So schützen Sie sich
Tipps und Tricks zum Schutz vor Handy-Abzockern

"Das oberste Gebot heißt einfach: aufpassen, aufpassen, aufpassen", sagt Hans-Joachim Kruse, Vorsitzender der "Freiwilligen Selbstkontrolle der Telefonmehrwertdienste". Nur so könnten sich Verbraucher wirksam vor unseriösen Handy-Maschen schützen.

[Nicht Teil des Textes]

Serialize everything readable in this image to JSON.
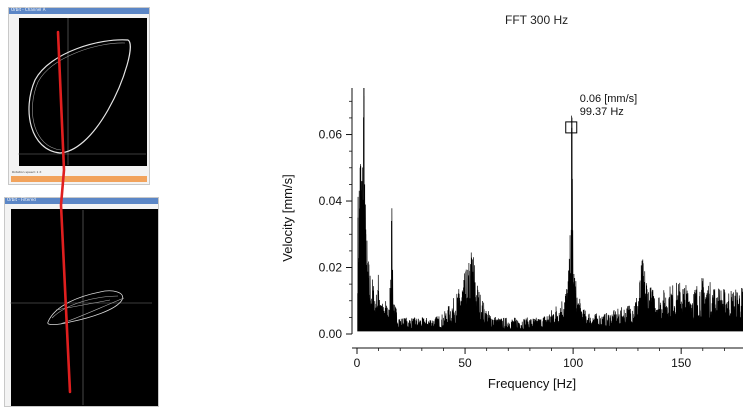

kel DÜSSELDORF. Wer sich an ein paar einfache Regeln hält, wird mit dem Erhalt der Telefonrechnung sicher keine bösen Überraschungen erleben:

  • Vor jedem Rückruf sollten Sie genau hinschauen, ob es sich nicht um eine 0190-Nummer handelt. Trickreiche Anbieter tarnen diese nämlich einfach mit einer internationalen Vorwahl. Die Nummer beginnt dann z.B. mit +49190 anstatt der gewöhnlichen 0190.
  • Falls man Sie etwa per SMS auffordert, eine internationale Nummer anzurufen, sollten Sie besonders misstrauisch sein. Wenn Sie den Absender nicht kennen: Finger weg
  • Wollen Sie eine 0190-Nummer anrufen, sollten Sie das nicht per Handy tun. Vom Festnetz aus ist es billiger. Außerdem ist es wichtig, sich vorher über die Kosten zu informieren. Es gibt bei 0190-Nummern keine Preisobergrenze.
  • Unterliegen Sie nicht dem Irrtum, kurze Nummern seien billiger. Immer häufiger legen die Trickser Wert auf Zahlenkombinationen mit maximal zehn Stellen.
  • Vorsicht ist auch geboten, wenn Sie sich irgendwo registrieren; etwa für einen kostenlosen Internetdienst Ihre Daten können weiter vermittelt werden. Eine Möglichkeit um sich vor unerwünschten SMS zu schützen, ist ein Eintrag in die so genannte Robinsonliste. Dies soll dem Empfänger (zumindest teilweise) unerwünschte Werbe- und Rundsendungen ersparen.
  • Wer mit 0190-Nummern gar nichts zu tun haben möchte, kann eine Sperrung beim Netzbetreiber beantragen. Dann lässt sich über diesen Anschluss keine Service-Nummer mehr anrufen.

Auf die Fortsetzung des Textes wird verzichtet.